I running Windows Vista and Photoshop CS2. Everything seems fine except that every time I fire up CS2 it keeps asking me to register the software, even though I have already registered it.
I think it may be a registry permissions problem. Has anyone else come across this yet or does anyone know the registry key and value to set to indicate that the software has been registered?
Thanks
John
#1
On Wed, 13 Dec 2006 14:26:33 -0800, wrote:
I am running Windows Vista and Photoshop CS2. Everything seems fine except that every time I fire up CS2 it keeps asking me to register the software, even though I have already registered it.
I think it may be a registry permissions problem. Has anyone else come across this yet or does anyone know the registry key and value to set to indicate that the software has been registered?
I am running Vista and CS2 and don't have that problem, but I do have user account control turned off.
--
Charlie...
http://www.chocphoto.com #2
Yep, that fixed it. I turned off UAC, rebooted, ran CS2, told it not to register, turned UAC back on, rebooted and all is fine.

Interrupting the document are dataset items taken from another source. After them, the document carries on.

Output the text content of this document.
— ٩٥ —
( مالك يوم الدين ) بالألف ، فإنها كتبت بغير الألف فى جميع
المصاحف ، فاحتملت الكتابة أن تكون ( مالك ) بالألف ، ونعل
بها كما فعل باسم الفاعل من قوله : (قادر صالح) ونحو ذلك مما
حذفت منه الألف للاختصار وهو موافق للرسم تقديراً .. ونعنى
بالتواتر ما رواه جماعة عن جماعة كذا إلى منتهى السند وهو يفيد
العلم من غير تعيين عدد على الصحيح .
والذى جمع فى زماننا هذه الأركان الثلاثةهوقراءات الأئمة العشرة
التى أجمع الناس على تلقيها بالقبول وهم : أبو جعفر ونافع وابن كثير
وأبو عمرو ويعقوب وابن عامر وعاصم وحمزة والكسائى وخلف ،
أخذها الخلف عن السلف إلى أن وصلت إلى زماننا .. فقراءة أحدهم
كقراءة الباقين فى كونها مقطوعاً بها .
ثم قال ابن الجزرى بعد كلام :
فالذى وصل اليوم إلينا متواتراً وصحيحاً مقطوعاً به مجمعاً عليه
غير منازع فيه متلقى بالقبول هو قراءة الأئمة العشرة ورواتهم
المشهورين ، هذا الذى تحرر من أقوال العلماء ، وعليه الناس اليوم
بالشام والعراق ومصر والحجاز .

I would have thought that Vista would have asked permission to update the registry instead of silently rejecting it. Still, all is well now. Thanks very much for your prompt help.
#3
I would have thought that Vista would have asked permission to update the registry instead of silently rejecting it
security through obscurity. what you don't know might hurt you. :)
#4
It is not necessary to turn UAC off/on and reboot in between:
Another way to cope with Vista related security issues in applications that were written prior to Vista:
"Run As Administrator"
You will find this option when you right-click on the executable file. As with the UAC off/on trick, this needs to be done only once.
Registration and Update features will operate properly when the application is run as an administrator.
Without admin permissions, a Vista feature called "virtualization" kicks in (for legacy applications like CS2) and makes the application believe it can write to those protected keys or protected directory locations. In fact, it is writing to a set of local keys/local files that are not shared with any other user account. Without virtualization, most legacy applications would not run at all. But as you see, virtualization does not solve all issues.
#5
Thanks one and all for the useful information.
Updates seem to have run ok, just the registration that was giving grief. In the cosmic scheme of things, not the worst thing that could have happened!
Overall I'm very impressed with Vista and CS2 seems to run without problems on it.